Published on Wednesday, 17 April 2019 Back to articles
Nigeria’s revenue authority denies plans to increase Value Added Tax (VAT) despite the Finance Ministry’s intentions to raise VAT and other taxes

The Senate recently recommended that the Federal Government consider increasing taxes on luxury goods in a bid to boost revenues. It did so while approving the Federal Government’s medium term expenditure plans for 2019-2021. In the proposed expenditure plan for 2019, the Senate approved a total expenditure of ₦8.83 trillion (US$24.5 billion) which is in line with what is contained in the 2019 budget.

The expenditure is expected to be financed by ₦6.97 trillion (US$19.4 billion) of proposed revenue and assumes a deficit of ₦1.86 trillion (US$5.2 billion). Revenues are based on the assumption that the government will be able to sell 2.3 million b/d of crude oil at an average price of US$60 a barrel in 2019 as well as taxes on non-oil activities.

The government’s challenge is the very low tax base and resultant collection rate. Oil revenues or oil based taxes account for as much as 70% of revenues and whenever oil prices or production fall below the projected rate the government suffers disproportionally greatly. In 2018, the government was only able to collect about 55% of its projected revenues.

In the last three years, government revenues have always fallen significantly below its projections.

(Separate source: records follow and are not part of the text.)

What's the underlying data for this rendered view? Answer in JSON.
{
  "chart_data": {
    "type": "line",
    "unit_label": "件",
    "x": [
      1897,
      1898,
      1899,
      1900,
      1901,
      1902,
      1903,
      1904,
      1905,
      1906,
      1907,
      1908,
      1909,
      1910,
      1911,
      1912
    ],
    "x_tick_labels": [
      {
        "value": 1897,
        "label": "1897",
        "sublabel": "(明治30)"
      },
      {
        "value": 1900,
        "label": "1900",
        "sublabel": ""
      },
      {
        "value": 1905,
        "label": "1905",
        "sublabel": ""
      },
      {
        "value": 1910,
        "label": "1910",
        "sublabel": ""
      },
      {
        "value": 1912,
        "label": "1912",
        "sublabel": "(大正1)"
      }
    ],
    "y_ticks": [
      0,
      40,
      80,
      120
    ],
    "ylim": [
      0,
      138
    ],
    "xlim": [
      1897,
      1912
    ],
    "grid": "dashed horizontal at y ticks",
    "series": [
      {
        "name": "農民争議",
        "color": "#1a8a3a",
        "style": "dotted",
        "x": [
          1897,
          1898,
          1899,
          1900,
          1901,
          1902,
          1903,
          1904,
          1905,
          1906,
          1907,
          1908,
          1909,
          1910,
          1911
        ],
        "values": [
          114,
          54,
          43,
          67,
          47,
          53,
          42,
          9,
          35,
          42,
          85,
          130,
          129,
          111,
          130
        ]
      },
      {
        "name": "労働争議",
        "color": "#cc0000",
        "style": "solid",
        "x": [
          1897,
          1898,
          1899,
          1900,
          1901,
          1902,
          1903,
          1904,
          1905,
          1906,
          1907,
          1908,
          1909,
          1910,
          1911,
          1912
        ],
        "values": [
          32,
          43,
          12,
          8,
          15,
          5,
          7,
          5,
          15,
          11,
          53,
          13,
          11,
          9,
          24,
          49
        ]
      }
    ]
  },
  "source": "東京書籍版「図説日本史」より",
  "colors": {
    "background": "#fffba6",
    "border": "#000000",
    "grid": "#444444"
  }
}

The IMF recently noted that Nigeria’s tax-to-GDP ratio remains one of the world’s lowest at just about 6% of GDP. Finance Minister Zainab Ahmed has proposed an increase in Value Added Tax (VAT) on the consumption of goods and services but the Federal Inland Revenue Service (FIRS) issued a statement on 21 March denying any plans to increase VAT. Nigeria’s 5% VAT rate is one of the lowest globally: by contrast it is 12.5% in Ghana, 15% in South Africa and 16% in Kenya. The proposal to increase taxes on luxury goods is nothing new and has been around since the Goodluck Jonathan 2010-2015 administration when then finance minister, Ngozi Okonjo-Iweala, put forward a similar proposal. No move has been made on it since then.

Fear of a political backlash is preventing the government from making these difficult but necessary decisions even as it is obvious that its earnings need a significant boost from new sources of taxable income.